Si alguien quiere ojearlo, sostenerlo, adquirirlo, e incluso apropiarse de él igual que en la tradición oral de los refranes y dichos, podrá encontrarlo en las librerías Gil de Santander o Delibros de Torrelavega, y también solicitarlo, después de especificar el título: "Todo nada", el autor: "Carlos Rodríguez Mayo", la editorial: "Libros del Aire" y el ISBN: 978-84-12624S-4-0. Nada más. Recuerda que, en esta rayuela, no hay orden preestablecido. Consulta el índice antes, empieza por donde quieras y salta sobre el raso suelo con la mayor libertad. Un saludo. Espero que lo disfrutes y que nunca te tropieces.
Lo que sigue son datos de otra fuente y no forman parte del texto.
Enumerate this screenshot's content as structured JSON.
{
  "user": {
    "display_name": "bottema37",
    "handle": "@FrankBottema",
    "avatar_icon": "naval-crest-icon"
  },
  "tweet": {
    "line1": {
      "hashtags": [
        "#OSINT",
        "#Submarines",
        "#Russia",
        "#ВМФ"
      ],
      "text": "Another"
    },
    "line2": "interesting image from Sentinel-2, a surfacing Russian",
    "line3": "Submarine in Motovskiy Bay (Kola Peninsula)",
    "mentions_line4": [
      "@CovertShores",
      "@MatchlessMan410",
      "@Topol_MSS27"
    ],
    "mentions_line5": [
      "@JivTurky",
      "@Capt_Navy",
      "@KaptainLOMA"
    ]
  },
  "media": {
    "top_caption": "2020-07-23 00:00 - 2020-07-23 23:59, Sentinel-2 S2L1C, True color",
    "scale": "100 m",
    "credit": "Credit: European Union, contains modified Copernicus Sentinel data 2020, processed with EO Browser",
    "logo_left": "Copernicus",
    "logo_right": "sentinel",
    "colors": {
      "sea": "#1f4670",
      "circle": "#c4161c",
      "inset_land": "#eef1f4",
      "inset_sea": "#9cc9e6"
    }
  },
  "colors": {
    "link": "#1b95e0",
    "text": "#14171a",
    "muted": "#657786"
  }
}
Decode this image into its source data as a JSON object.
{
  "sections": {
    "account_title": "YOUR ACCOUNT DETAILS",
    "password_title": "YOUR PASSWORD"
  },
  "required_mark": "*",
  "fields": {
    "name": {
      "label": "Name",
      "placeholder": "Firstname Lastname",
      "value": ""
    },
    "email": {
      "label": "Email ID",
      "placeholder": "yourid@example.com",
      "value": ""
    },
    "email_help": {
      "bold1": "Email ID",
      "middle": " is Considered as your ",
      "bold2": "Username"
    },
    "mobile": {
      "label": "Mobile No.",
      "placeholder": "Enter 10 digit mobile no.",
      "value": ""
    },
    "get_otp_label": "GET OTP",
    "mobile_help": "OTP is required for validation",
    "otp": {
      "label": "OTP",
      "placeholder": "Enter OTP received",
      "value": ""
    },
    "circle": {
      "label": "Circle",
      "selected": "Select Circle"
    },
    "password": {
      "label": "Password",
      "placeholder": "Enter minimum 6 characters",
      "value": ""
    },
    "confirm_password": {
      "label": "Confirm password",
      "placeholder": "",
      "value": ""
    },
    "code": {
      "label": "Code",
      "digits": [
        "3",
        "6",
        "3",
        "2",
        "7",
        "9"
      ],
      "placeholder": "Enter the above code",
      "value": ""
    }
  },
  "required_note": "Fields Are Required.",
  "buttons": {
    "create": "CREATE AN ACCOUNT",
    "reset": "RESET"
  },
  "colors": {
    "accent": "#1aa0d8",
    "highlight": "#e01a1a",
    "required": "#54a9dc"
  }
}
Palabras desde la otra orilla

Esperaré tu oración de despedida,
cuando el pulso en mi muñeca 
no se encuentre
y el reloj se haya parado para siempre.
Esperaré a que aparezcas ante mi, 
con tu abrigo de visón de pelo gris,
 presumiendo de tu cálida presencia, 
deseando que me hables como hacías,
 susurrando las palabras una a una, 
para hacer de su rumor una caricia. 
Será un ritual sencillo:
Cuatro términos de amor 
que hagan tibio el cruel silencio,
cuatro frases desgastadas por el uso,
que te salgan de la boca sin esfuerzo
y celebren los momentos que vivimos.
Sometido a la parálisis eterna,
yo seré tan sólo tu brillo, 
un Ulises que navega 
sobre el mar de tus recuerdos,
un lejano compañero
que se instala por un tiempo,
en el cuarto de invitados,
o seré, quizás, la huella
a tu gusto edulcorada,
de aquel joven que quisiste.
Sin embargo, también sé que, 
cualquier día,
 del invierno vendrá un escalofrío, 
un relámpago herirá tus ojos verdes
y mi exilio se impondrá, definitivo.
Cuando sientas que empiezo a molestarte,
cuando dejes, por fin, de imaginarme,
no hará falta que me cuentes lo que pasa,
bastará con que me cierres
el umbral de tu memoria
y me arrojes al abismo de la nada.
En el fondo de un gran mar, 
se hundirá todo el azul, 
y en su lecho acabaré.
Así quedará claro 
que mi mundo se ha fundido, de repente, 
que el telón ya no se mueve
de su amor por la tarima,
y que el barco de Caronte, 
que discurre con las velas arriadas,
está a punto de atracar en el olvido.

Carreras

Carreras que ya se acaban se cruzan con las que empiezan. Hay quien corre a toda prisa, luchando por avanzar y demostrar su dominio y hay quien se detiene en el curso para mirar el paisaje o para pensar el futuro. Sin embargo, la carrera no es más corta, si aceleras, ni más larga, si te paras. Las carreras duran siempre el tiempo de toda una vida. Corremos porque vivimos y porque queremos vivir y en su discurso cansado vemos vivir a los otros y también morir a algunos. Corremos porque el runrún nos arrastra hacia adelante sin dejarnos reposar en ningún sitio. El paisaje que miramos es tan sólo un decorado intercambiable. No es posible llegar antes de tiempo ni retrasarse un momento. Vivimos el mismo presente y, lo quieras o no lo quieras, al final de la carrera está la meta.

In fraganti

Cierro los ojos de golpe para ver si así destruyo la imagen de la traición, pero él y ella aún están ahí sobre la cama y siguen su rito amatorio. Entonces les amenazo. Saco mi pistola y les apunto con ella. Se cruzan nuestras miradas. Las suyas son de terror y en la mía la venganza es dominante. “¿Y ahora qué?”, digo, y aprieto el gatillo ya y se acaba el sufrimiento de repente.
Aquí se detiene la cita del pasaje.